Sibisnis –, JAKARTA — Sejumlah saham yang tergabung dalam indeks LQ45 kini menunjukkan valuasi di bawah rata-rata lima tahun terakhir. Bagaimana dampaknya, khususnya pada saham-saham sektor perunggasan seperti PT Charoen Pokphand Indonesia Tbk (CPIN) dan PT Japfa Comfeed Indonesia Tbk (JPFA)?
Menurut data Bloomberg per Selasa (30/9/2025), saham CPIN diperdagangkan dengan price-to-earnings ratio (P/E) sebesar 20,45 kali, berdasarkan harga saham Rp4.680. Angka ini lebih rendah dibandingkan rata-rata P/E lima tahun terakhir CPIN, yaitu 25,16 kali. Artinya, secara valuasi, saham CPIN saat ini tergolong menarik.
Sementara itu, saham JPFA memiliki valuasi P/E sebesar 8,17 kali dengan harga saham Rp1.960. Berbeda dengan CPIN, valuasi JPFA justru sedikit lebih tinggi dibandingkan rata-rata P/E lima tahun terakhir, yaitu 7,83 kali.

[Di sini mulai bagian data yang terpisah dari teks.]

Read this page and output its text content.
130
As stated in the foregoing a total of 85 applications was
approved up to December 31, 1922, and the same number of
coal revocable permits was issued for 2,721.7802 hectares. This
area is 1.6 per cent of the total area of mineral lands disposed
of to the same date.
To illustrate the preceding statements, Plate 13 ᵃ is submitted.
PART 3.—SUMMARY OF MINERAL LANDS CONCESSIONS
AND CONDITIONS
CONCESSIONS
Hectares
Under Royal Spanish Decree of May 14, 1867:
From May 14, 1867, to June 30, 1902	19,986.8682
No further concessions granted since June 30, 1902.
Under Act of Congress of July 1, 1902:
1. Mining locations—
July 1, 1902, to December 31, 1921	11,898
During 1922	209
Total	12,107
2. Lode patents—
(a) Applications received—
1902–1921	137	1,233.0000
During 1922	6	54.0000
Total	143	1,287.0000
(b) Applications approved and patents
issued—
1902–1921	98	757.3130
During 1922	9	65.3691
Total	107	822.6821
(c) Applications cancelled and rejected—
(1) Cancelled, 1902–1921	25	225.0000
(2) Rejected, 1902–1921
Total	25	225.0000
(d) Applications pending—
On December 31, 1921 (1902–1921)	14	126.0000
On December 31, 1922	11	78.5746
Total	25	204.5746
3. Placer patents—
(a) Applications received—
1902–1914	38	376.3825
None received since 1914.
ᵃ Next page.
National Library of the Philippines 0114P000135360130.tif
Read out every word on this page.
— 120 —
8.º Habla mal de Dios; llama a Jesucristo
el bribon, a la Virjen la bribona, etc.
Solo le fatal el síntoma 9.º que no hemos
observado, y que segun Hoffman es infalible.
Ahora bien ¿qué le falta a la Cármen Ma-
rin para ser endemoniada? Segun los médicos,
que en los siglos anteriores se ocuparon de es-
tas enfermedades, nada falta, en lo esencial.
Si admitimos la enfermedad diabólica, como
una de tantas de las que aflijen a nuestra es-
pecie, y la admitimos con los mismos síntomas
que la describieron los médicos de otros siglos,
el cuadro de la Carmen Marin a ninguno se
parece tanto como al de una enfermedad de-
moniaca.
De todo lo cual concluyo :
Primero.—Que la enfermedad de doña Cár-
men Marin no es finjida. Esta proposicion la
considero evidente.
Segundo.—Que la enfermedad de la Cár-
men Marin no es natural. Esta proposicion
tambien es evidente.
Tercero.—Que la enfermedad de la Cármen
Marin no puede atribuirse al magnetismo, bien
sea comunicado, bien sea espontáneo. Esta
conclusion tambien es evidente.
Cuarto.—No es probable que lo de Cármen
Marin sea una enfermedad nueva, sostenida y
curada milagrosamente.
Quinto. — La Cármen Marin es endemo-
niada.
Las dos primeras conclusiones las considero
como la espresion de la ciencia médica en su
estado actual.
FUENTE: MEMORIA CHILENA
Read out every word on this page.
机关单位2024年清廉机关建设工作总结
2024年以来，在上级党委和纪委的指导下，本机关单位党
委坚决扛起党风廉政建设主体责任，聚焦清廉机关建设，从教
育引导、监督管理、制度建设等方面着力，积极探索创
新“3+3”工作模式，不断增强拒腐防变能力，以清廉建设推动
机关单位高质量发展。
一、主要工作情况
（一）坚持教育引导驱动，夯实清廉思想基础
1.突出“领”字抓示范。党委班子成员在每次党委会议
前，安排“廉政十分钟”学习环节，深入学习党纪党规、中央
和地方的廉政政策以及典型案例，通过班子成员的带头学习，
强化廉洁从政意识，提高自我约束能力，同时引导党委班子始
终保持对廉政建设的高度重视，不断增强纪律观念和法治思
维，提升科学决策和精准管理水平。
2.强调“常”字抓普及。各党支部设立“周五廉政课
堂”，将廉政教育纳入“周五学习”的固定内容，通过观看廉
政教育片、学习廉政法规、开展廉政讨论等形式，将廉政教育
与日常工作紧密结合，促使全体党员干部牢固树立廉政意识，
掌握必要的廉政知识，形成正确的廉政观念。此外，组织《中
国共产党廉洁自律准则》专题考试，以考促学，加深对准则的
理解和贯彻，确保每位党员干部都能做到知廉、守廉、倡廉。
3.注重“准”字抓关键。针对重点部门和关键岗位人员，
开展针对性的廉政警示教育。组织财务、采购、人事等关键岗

: Adu Prospek Cuan JPFA Vs CPIN di tengah Sentimen MBG Prabowo
Rasio P/E sendiri merupakan salah satu indikator penting untuk menilai kewajaran harga suatu saham dibandingkan dengan kemampuan perusahaan menghasilkan laba. Valuasi P/E yang rendah dapat menjadi sinyal positif, terutama jika perusahaan memiliki prospek pertumbuhan laba yang cerah. Dalam kondisi ini, investor berpotensi mengakumulasi saham karena harga saham belum sepenuhnya mencerminkan potensi keuntungan di masa depan.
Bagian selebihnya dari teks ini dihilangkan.